Staffing is also a concern when a crisis arises. The practice may find itself short-handed, so it is necessary to ensure that critical practice functions are covered.

“Many practices had staff members that did not return, or that returned but did not stay, which left them with certain job skills that were not available within the practice,” Dr Levin says. “Cross training the staff on critical functions is important. You want people who know how to do a job, or if you lose one person, you’re really hurting the practice. The doctor may be staying at night and weekends trying to do the work.”

He also recommends ensuring that patients know what is going on with the practice in times of trouble.

“Have an ongoing communications program with patients,” Dr Levin says. “The Levin Group encourages dentists to have communication with the entire patient base every 30 days. Many good businesses are doing this. And then that communications program, which can be, in good times, about the practice, dentistry technology, new services. But if a crisis comes up, you already have a platform for a crisis communications program. We worked very hard during the pandemic, with the entire profession, to give them materials to send out to their patients so that patients would come back and felt safe. They were hearing regularly from their dentist, getting updates almost on a weekly basis on the status of the practice and when they thought they might reopen.”

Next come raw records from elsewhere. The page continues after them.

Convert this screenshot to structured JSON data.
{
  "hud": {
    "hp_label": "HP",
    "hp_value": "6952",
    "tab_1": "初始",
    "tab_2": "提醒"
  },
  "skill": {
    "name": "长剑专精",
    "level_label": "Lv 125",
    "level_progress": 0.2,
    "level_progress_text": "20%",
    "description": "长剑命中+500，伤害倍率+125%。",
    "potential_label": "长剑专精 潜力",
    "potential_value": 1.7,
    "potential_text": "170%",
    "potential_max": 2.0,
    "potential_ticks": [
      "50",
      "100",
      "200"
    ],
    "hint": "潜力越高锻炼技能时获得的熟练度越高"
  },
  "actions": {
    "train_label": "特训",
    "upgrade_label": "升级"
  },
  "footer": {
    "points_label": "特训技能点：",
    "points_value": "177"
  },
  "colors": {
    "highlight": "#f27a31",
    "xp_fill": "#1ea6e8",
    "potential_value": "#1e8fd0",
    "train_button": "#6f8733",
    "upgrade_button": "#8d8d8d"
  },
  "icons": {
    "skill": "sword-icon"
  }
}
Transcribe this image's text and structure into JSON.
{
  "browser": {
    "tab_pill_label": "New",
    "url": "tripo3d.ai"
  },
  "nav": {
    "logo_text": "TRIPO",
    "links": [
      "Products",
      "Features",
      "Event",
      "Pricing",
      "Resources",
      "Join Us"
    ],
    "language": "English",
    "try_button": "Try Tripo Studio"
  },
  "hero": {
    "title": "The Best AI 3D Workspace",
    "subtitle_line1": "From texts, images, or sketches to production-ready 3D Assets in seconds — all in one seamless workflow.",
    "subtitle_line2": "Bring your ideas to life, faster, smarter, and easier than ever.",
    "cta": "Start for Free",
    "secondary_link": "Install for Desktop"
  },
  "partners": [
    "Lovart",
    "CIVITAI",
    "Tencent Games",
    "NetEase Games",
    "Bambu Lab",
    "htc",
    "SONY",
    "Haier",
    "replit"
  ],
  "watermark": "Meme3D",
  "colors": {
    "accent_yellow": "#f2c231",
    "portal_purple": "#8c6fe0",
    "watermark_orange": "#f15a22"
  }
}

Ultimately, Dr Levin observes that successful practices—whether in times of trouble or not—rely on the practices leadership for success.

“Be a good leader,” Dr Levin advises. “A good leader has a couple of key qualities. Number one, they’re compassionate. As most Americans, they’ve got anxiety, they have illness, they have elderly parents, they have kids that were out of school, and compassionate leadership was critically important.

“The second factor is humility,” he continues. “A good leader maintains humility rather than feeling like, ‘Well, I’m successful.’ When you start to feel successful, that’s when you’re in trouble. The top 3 things that a great leader does in a crisis is communicate, communicate, and communicate. Keep the team informed, tell them what’s really going on. Let them know what you don’t know, give them optimism, which is hope for a better future. Make the workplace a safe zone where they feel like they have a purpose and they’re contributing.”

Who knows when (or what) the next pandemic will be. There may not be another one for another 100 years; or it may happen next month. The important thing is to be prepared.